The rich oak-paneled room was well lit by both firelight and candles, and held such peace and comfort as Mary never had cause to be grateful for before. The cold dampness of the brig, their close quarters, and all the dullness and impatience of the voyage were past now, and they were safe in this good English house, among old friends. It was the threshold of England, too, and Roger Wallingford was somewhere within; soon they might be sailing together for home. Even the worst remembrance of the sea was not unwelcome, with this thought at heart!
The voyagers had been listening to sad tales of the poverty and distress of nearly all the Loyalist refugees from America, the sorrows of Governor Hutchinson and his house, and of many others. The Sewalls and Russells, the Faneuils, and the Boutineaus, who were still in Bristol, had already sent eager messages. Mistress Davis warned her guests that next day, when news was spread of their coming, the house would be full of comers and goers; all asking for news, and most of them for money, too. Some were now in really destitute circumstances who had been rich at home, and pensions and grants for these heartsick Loyalists were not only slow in coming, but pitiful in their meagreness. There was a poor gentleman from Salem, and his wife with him, living in the Davises house; they had lodged upward of thirty strangers since the year came in; it was a heavy charge upon even a well-to-do man, for they must nearly all borrow money beside their food and shelter.
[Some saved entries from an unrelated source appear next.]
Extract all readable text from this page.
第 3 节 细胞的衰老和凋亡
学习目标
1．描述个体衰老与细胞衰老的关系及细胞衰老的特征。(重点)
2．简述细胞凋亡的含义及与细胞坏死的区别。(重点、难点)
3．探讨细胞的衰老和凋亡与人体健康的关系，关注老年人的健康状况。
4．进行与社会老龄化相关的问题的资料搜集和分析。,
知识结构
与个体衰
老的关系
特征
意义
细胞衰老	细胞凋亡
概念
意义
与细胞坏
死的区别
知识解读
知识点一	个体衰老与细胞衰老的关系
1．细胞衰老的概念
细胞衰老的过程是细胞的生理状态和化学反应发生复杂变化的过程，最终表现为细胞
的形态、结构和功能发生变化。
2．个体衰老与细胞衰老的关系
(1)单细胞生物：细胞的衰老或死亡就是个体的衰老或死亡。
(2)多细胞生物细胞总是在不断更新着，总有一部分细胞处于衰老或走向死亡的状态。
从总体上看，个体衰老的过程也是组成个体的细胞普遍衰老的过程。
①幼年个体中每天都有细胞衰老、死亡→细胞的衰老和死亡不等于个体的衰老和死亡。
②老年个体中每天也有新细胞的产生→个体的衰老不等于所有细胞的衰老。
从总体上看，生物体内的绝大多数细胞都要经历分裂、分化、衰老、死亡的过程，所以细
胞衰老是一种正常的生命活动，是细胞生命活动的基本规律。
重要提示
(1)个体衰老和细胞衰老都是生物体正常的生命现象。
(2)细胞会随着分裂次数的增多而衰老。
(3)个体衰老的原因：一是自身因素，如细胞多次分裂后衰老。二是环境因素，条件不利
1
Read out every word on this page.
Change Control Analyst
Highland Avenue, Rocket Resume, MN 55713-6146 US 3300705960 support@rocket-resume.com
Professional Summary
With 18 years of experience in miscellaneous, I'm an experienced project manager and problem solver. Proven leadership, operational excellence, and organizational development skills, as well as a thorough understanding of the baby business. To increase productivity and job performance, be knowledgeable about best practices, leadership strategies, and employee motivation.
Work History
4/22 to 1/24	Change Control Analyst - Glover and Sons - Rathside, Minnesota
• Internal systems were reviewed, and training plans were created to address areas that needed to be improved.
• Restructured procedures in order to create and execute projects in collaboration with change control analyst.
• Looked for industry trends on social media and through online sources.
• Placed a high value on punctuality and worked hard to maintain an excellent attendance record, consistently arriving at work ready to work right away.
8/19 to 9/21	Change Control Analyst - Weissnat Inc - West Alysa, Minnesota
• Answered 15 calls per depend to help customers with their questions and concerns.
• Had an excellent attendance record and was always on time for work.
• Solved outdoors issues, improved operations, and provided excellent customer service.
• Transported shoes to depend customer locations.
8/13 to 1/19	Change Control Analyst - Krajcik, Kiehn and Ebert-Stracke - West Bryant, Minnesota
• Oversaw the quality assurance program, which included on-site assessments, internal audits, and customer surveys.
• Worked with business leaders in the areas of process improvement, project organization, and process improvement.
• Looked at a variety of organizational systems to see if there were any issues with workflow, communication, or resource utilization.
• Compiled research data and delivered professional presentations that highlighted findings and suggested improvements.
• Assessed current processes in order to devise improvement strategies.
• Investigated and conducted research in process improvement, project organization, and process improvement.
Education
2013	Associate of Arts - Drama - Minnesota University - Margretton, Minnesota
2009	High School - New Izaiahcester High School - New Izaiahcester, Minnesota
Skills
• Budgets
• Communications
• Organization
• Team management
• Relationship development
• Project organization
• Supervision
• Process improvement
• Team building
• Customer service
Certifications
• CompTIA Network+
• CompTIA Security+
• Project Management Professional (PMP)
Madam Wallingford was not likely to come empty-handed; the heavy box with brass scutcheons which the captain himself had escorted from the Golden Dolphin, late that afternoon, was not without comfortable reassurance, and the lady had asked to have a proper English waiting-maid chosen for her, as she did not wish to bring a weight upon the household. But there were other problems to be faced. This good merchant, Mr. Davis, was under obligations to so old a friend, and he was not likely to be a niggard, in any sense, when she did him the honor to seek his hospitality.
"I must go to my library, where I keep my business matters; 'tis but a plain book room, a place for my less public affairs. We may have some private talk there, if you are willing," he said, in a low voice; and Mary rose at once and followed him. The ladies did not even glance their way, though the merchant carefully explained that he should show his guest a very great ledger which had been brought up from his counting-room since business had fallen so low. She might see her brother's name on many of the pages.
"Let us speak frankly now," he urged, as they seated themselves by as bright a fire of blazing coals as the one they had left. "You can trust me with all your troubles," said the fatherly old man. "I am distressed to find that Madam Wallingford's case is so desperate."
Mary looked up, startled from the peace of mind into which she had fallen.
"Do you know anything, sir?" she begged him earnestly. "Is it likely"— But there she stopped, and could go no further.
"I had not the heart to tell her," he answered, "but we have already some knowledge of that officer of the Ranger who was left ashore at Whitehaven: he has been reported as gravely wounded, and they would not keep him in any jail of that northern region, but sent him southward in a dying state, saying that he should by rights go to his own kind in the Mill Prison. You must be aware that such an unprovoked attack upon a British seaport has made a great stir among us," added the merchant, with bitterness.
Mary remembered the burning of Falmouth in her own province, and was silent.
"If he had been a deserter, and treacherous at heart, as I find there was suspicion," he continued; "yes, even if his own proper feelings toward the King had mastered your lieutenant, I do not know that his situation would have been any better for the moment. They must lack spirit in Whitehaven; on our Bristol wharves the mob would have torn such a prisoner limb from limb. You must remember that I am an Englishman born and bred, and have no patience with your rebels. I see now 't was a calmer judgment ruled their course when they sent him south; but if he is yet in the Mill Prison, and alive, he could not be in a worse place. This war is costing the King a fortune every week that it goes on, and he cannot house such pirates and spies in his castle at Windsor."
Mary's eyes flashed; she was keeping a firm hold upon her patience. "I think, from what we are told of the Mill Prison, that the King has gone too far to the other extreme," she could not forbear saying, but with perfect quietness.